Ever since its inception in the late 1990s, Google has been the issue of much debate in politics, economics and overall public welfare. From its humble beginnings as a PhD dissertation project to its current state as one of the United States’ most successful corporations, the little company that could is standing at the apex of what some may call the most revolutionary displays of entrepreneurship in decades.
Ken Auletta’s tell-all book, “Googled: The End of the World as We Know It,” is a product of countless hours put into researching the company’s inner workings after being granted full access to the executives, engineers and all the resources he needed to write a fair and balanced analysis of Google’s past, present and future.
After kicking it off with an anecdotal chapter about a Viacom executive who visits Google’s Mountain View campus to talk business with the company’s higher-ups only to realize that Google was not a company he wanted to associate with, Auletta delves into Google’s beginnings with a history of its birth.
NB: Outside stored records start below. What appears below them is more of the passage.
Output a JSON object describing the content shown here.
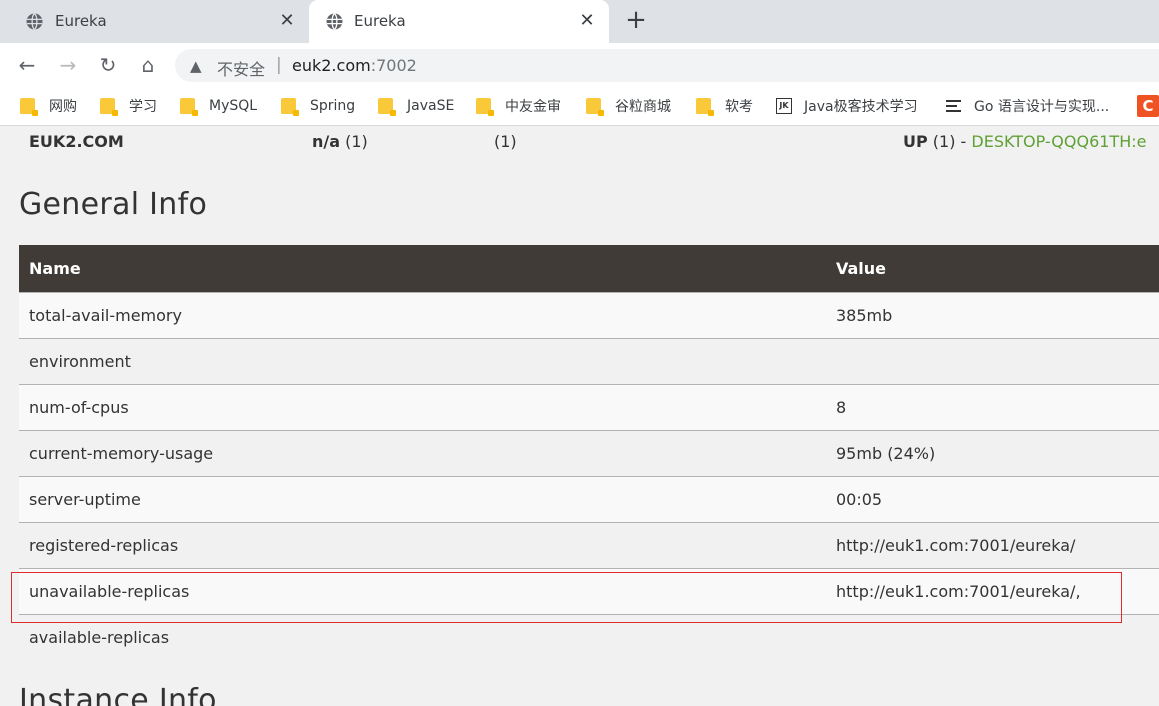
{
  "browser": {
    "tabs": [
      {
        "title": "Eureka",
        "close": "✕"
      },
      {
        "title": "Eureka",
        "close": "✕"
      }
    ],
    "new_tab": "+",
    "nav": {
      "back": "←",
      "forward": "→",
      "reload": "↻",
      "home": "⌂"
    },
    "omnibox": {
      "warning_icon": "▲",
      "security_label": "不安全",
      "separator": "|",
      "host": "euk2.com",
      "port": ":7002"
    },
    "bookmarks": [
      {
        "label": "网购",
        "icon": "folder-icon"
      },
      {
        "label": "学习",
        "icon": "folder-icon"
      },
      {
        "label": "MySQL",
        "icon": "folder-icon"
      },
      {
        "label": "Spring",
        "icon": "folder-icon"
      },
      {
        "label": "JavaSE",
        "icon": "folder-icon"
      },
      {
        "label": "中友金审",
        "icon": "folder-icon"
      },
      {
        "label": "谷粒商城",
        "icon": "folder-icon"
      },
      {
        "label": "软考",
        "icon": "folder-icon"
      },
      {
        "label": "Java极客技术学习",
        "icon": "jk-icon",
        "icon_text": "JK"
      },
      {
        "label": "Go 语言设计与实现...",
        "icon": "list-icon"
      },
      {
        "label": "",
        "icon": "c-badge-icon",
        "icon_text": "C"
      }
    ]
  },
  "page": {
    "ds_replica": {
      "name": "EUK2.COM",
      "ami_bold": "n/a",
      "ami_count": " (1)",
      "az": "(1)",
      "status_bold": "UP",
      "status_count": " (1) - ",
      "instance": "DESKTOP-QQQ61TH:e"
    },
    "general_info": {
      "heading": "General Info",
      "columns": [
        "Name",
        "Value"
      ],
      "rows": [
        {
          "name": "total-avail-memory",
          "value": "385mb"
        },
        {
          "name": "environment",
          "value": ""
        },
        {
          "name": "num-of-cpus",
          "value": "8"
        },
        {
          "name": "current-memory-usage",
          "value": "95mb (24%)"
        },
        {
          "name": "server-uptime",
          "value": "00:05"
        },
        {
          "name": "registered-replicas",
          "value": "http://euk1.com:7001/eureka/"
        },
        {
          "name": "unavailable-replicas",
          "value": "http://euk1.com:7001/eureka/,"
        },
        {
          "name": "available-replicas",
          "value": ""
        }
      ]
    },
    "instance_info": {
      "heading": "Instance Info"
    },
    "highlight_color": "#e02b2b",
    "header_color": "#403b36",
    "instance_link_color": "#5fa134"
  }
}
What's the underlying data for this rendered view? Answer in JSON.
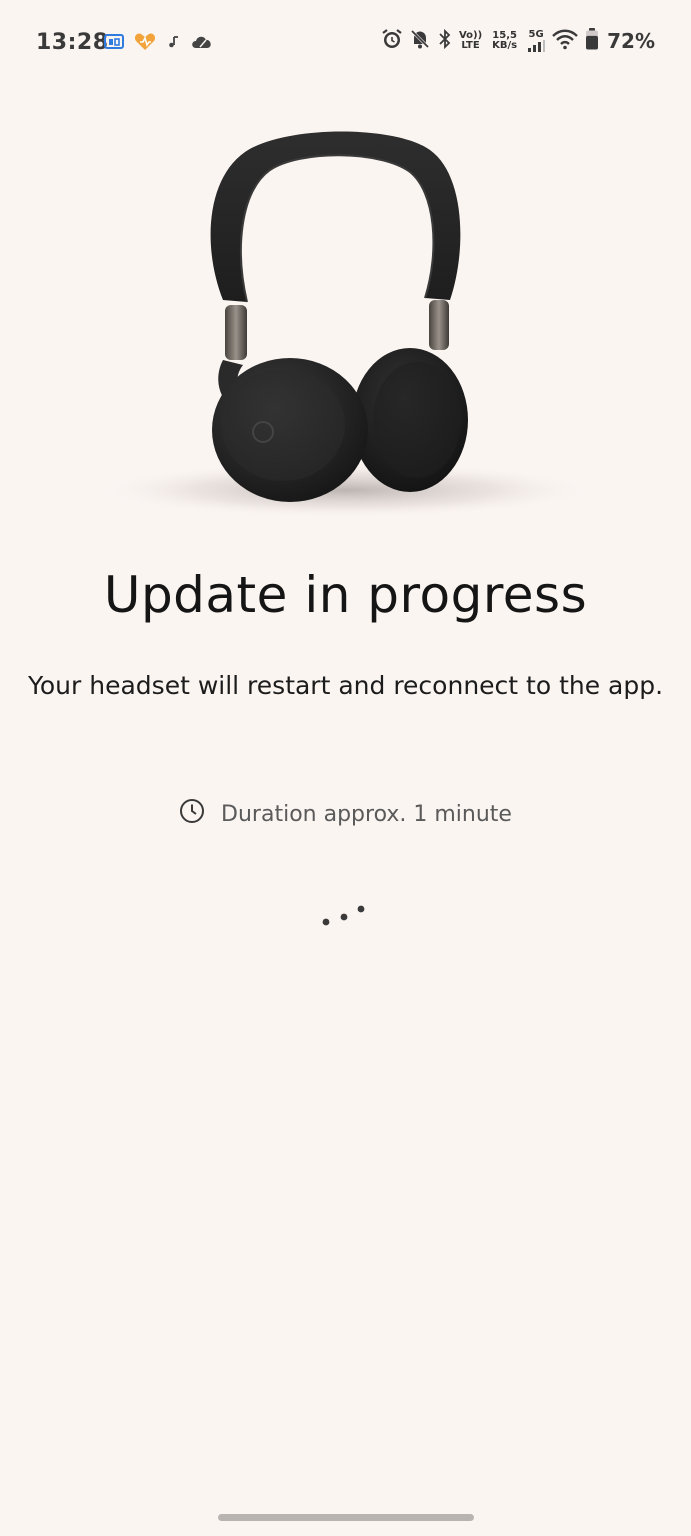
{
  "status_bar": {
    "time": "13:28",
    "volte_top": "Vo))",
    "volte_bottom": "LTE",
    "speed_value": "15,5",
    "speed_unit": "KB/s",
    "network": "5G",
    "battery_percent": "72%",
    "battery_level": 0.72,
    "left_icons": [
      "cast-icon",
      "health-heart-icon",
      "music-note-icon",
      "cloud-icon"
    ],
    "right_icons": [
      "alarm-icon",
      "mute-bell-icon",
      "bluetooth-icon",
      "signal-icon",
      "wifi-icon",
      "battery-icon"
    ]
  },
  "main": {
    "hero_image": "headphones-image",
    "title": "Update in progress",
    "subtitle": "Your headset will restart and reconnect to the app.",
    "duration_text": "Duration approx. 1 minute",
    "duration_icon": "clock-icon"
  },
  "colors": {
    "background": "#fbf5f2",
    "text": "#1c1c1c",
    "muted_text": "#5a5a5a",
    "accent_blue": "#2f7be0",
    "accent_orange": "#f2a33a"
  }
}
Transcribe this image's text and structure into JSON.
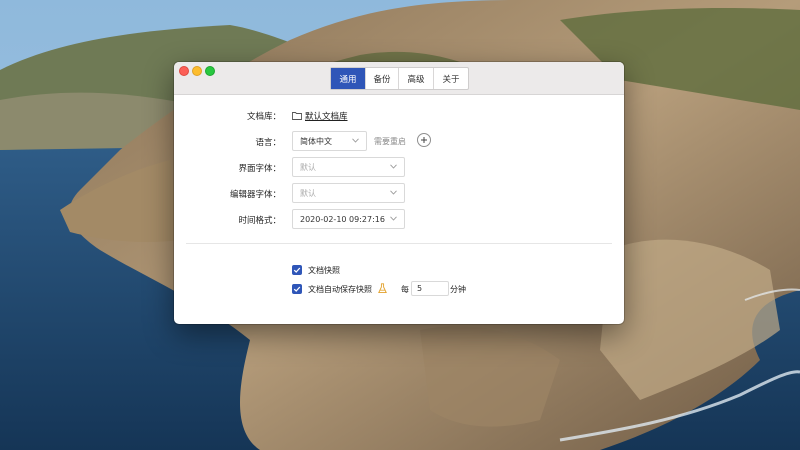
{
  "window": {
    "tabs": [
      {
        "label": "通用",
        "active": true
      },
      {
        "label": "备份",
        "active": false
      },
      {
        "label": "高级",
        "active": false
      },
      {
        "label": "关于",
        "active": false
      }
    ]
  },
  "settings": {
    "library": {
      "label": "文档库：",
      "value": "默认文档库"
    },
    "language": {
      "label": "语言：",
      "value": "简体中文",
      "hint": "需要重启"
    },
    "ui_font": {
      "label": "界面字体：",
      "placeholder": "默认"
    },
    "editor_font": {
      "label": "编辑器字体：",
      "placeholder": "默认"
    },
    "time_format": {
      "label": "时间格式：",
      "value": "2020-02-10 09:27:16"
    }
  },
  "snapshots": {
    "snapshot": {
      "label": "文档快照",
      "checked": true
    },
    "autosave": {
      "label": "文档自动保存快照",
      "checked": true,
      "every_label": "每",
      "interval": "5",
      "unit_label": "分钟"
    }
  },
  "colors": {
    "accent": "#2f56b8",
    "traffic_close": "#fc5f57",
    "traffic_min": "#fdbd2e",
    "traffic_max": "#28c840",
    "flask_icon": "#e2a12b"
  },
  "icons": [
    "folder-icon",
    "chevron-down-icon",
    "plus-icon",
    "checkmark-icon",
    "flask-icon"
  ]
}
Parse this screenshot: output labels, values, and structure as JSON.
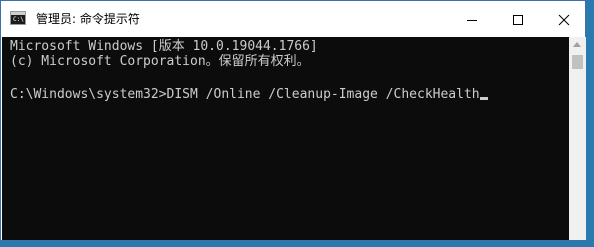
{
  "window": {
    "title": "管理员: 命令提示符",
    "icon": "cmd-prompt-icon",
    "controls": [
      "minimize-icon",
      "maximize-icon",
      "close-icon"
    ]
  },
  "console": {
    "lines": [
      "Microsoft Windows [版本 10.0.19044.1766]",
      "(c) Microsoft Corporation。保留所有权利。",
      "C:\\Windows\\system32>DISM /Online /Cleanup-Image /CheckHealth"
    ],
    "text_color": "#cccccc",
    "background": "#0c0c0c"
  },
  "scrollbar": {
    "up_arrow": "scroll-up-arrow-icon"
  }
}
While “Googled” does a great job highlighting the innovative aspect of the company’s efforts and their many areas of success, it also expresses Google’s many fallacies and flaws, one main one being their attachment to the concept of a utopian corporation. The company seemed to be made up of engineers, and the engineers answered to no one. This hindered their abilities to make crucial decisions about design, for example.
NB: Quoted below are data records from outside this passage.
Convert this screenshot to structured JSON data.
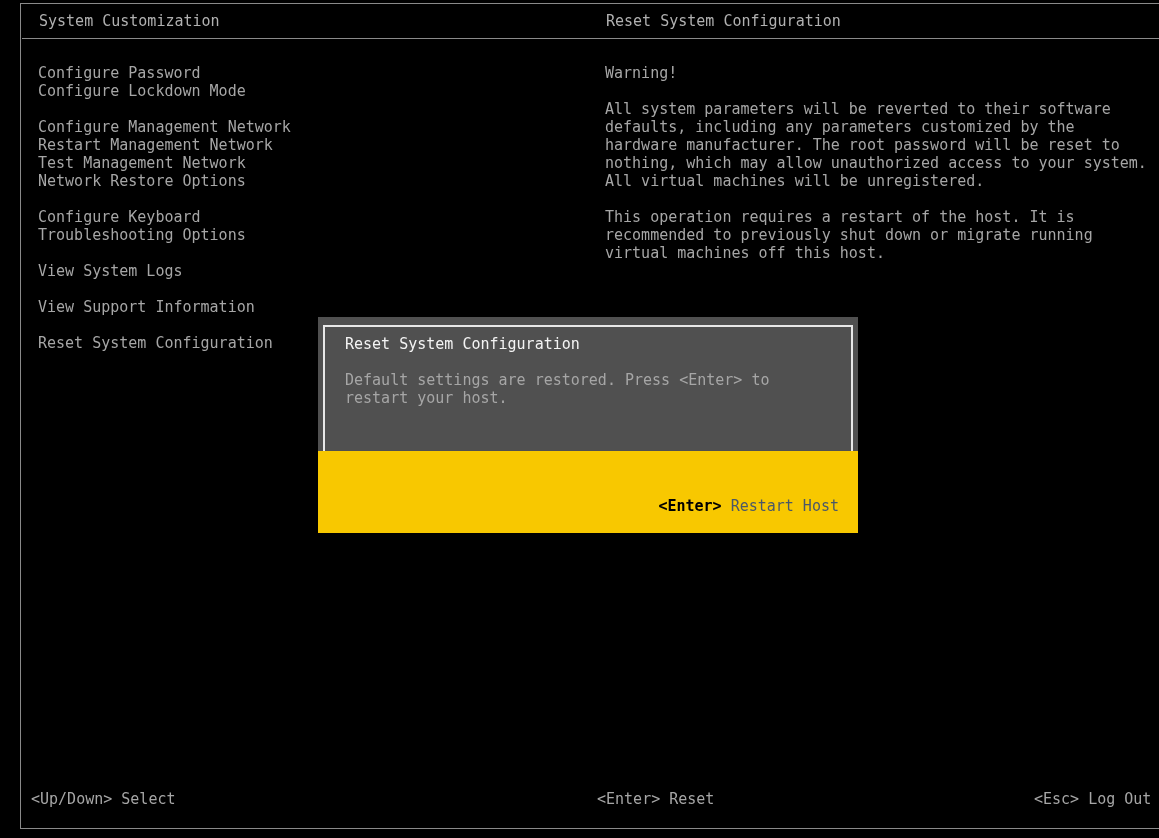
{
  "left_panel": {
    "title": "System Customization",
    "menu_groups": [
      {
        "items": [
          "Configure Password",
          "Configure Lockdown Mode"
        ]
      },
      {
        "items": [
          "Configure Management Network",
          "Restart Management Network",
          "Test Management Network",
          "Network Restore Options"
        ]
      },
      {
        "items": [
          "Configure Keyboard",
          "Troubleshooting Options"
        ]
      },
      {
        "items": [
          "View System Logs"
        ]
      },
      {
        "items": [
          "View Support Information"
        ]
      },
      {
        "items": [
          "Reset System Configuration"
        ]
      }
    ]
  },
  "right_panel": {
    "title": "Reset System Configuration",
    "warning": "Warning!",
    "paragraphs": [
      "All system parameters will be reverted to their software\ndefaults, including any parameters customized by the\nhardware manufacturer. The root password will be reset to\nnothing, which may allow unauthorized access to your system.\nAll virtual machines will be unregistered.",
      "This operation requires a restart of the host. It is\nrecommended to previously shut down or migrate running\nvirtual machines off this host."
    ]
  },
  "dialog": {
    "title": "Reset System Configuration",
    "message": "Default settings are restored. Press <Enter> to\nrestart your host.",
    "action": {
      "key": "<Enter>",
      "label": "Restart Host"
    }
  },
  "status_bar": [
    "<Up/Down> Select",
    "<Enter> Reset",
    "<Esc> Log Out"
  ]
}
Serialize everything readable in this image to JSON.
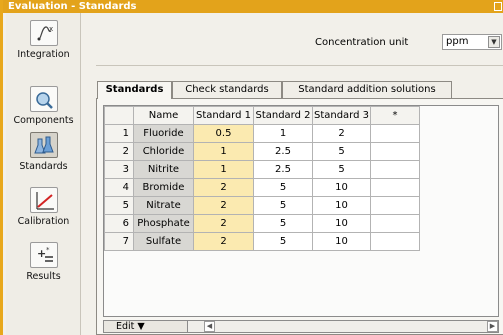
{
  "window": {
    "title": "Evaluation - Standards"
  },
  "sidebar": {
    "items": [
      {
        "label": "Integration",
        "icon": "integration-icon"
      },
      {
        "label": "Components",
        "icon": "components-icon"
      },
      {
        "label": "Standards",
        "icon": "standards-flask-icon",
        "selected": true
      },
      {
        "label": "Calibration",
        "icon": "calibration-chart-icon"
      },
      {
        "label": "Results",
        "icon": "results-icon"
      }
    ]
  },
  "concentration": {
    "label": "Concentration unit",
    "value": "ppm"
  },
  "tabs": [
    {
      "label": "Standards",
      "active": true
    },
    {
      "label": "Check standards",
      "active": false
    },
    {
      "label": "Standard addition solutions",
      "active": false
    }
  ],
  "table": {
    "headers": [
      "",
      "Name",
      "Standard 1",
      "Standard 2",
      "Standard 3",
      "*"
    ],
    "rows": [
      {
        "num": "1",
        "name": "Fluoride",
        "s1": "0.5",
        "s2": "1",
        "s3": "2"
      },
      {
        "num": "2",
        "name": "Chloride",
        "s1": "1",
        "s2": "2.5",
        "s3": "5"
      },
      {
        "num": "3",
        "name": "Nitrite",
        "s1": "1",
        "s2": "2.5",
        "s3": "5"
      },
      {
        "num": "4",
        "name": "Bromide",
        "s1": "2",
        "s2": "5",
        "s3": "10"
      },
      {
        "num": "5",
        "name": "Nitrate",
        "s1": "2",
        "s2": "5",
        "s3": "10"
      },
      {
        "num": "6",
        "name": "Phosphate",
        "s1": "2",
        "s2": "5",
        "s3": "10"
      },
      {
        "num": "7",
        "name": "Sulfate",
        "s1": "2",
        "s2": "5",
        "s3": "10"
      }
    ]
  },
  "edit_button": {
    "label": "Edit ▼"
  },
  "colors": {
    "title_bar": "#e3a31b",
    "standard1_highlight": "#fbeab0",
    "name_column": "#d8d7d3"
  }
}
Another sensitive subject that the book addresses is the idea of Google creating an evil empire, sometimes accused of operating outside of the law, breaking copyright laws and angering publishers.
The chapter about Google Books highlights this aspect eloquently. The concern is that by making copyrighted material available for free, Google will drive writers and publishers out of business. The same concern holds true with Google News, which compiles articles from hundreds of sources and posts them right to the site. This makes Google News the powerful “middle man” between people and the news.
The most fascinating aspect of this book is Auletta’s account of Google’s impact on the advertising industry. Before Google, advertisers took a significant risk when purchasing ad space somewhere, not knowing exactly which part of their effort will succeed. Google targeted key words and search results to cater to advertisers so they would know exactly what worked. This allowed Google to charge them much less, and therefore make more business.
Whether Google is good or evil is still a question many people like to debate, but the real answer is subjective. Auletta’s book is a wonderful guide to forming an educated decision as to whether you want to think of Google as a world-dominating monster who’s set out to drive writers, publishers and advertisers out of business or just a free-thinking group of engineers who always have the consumers’ needs in mind.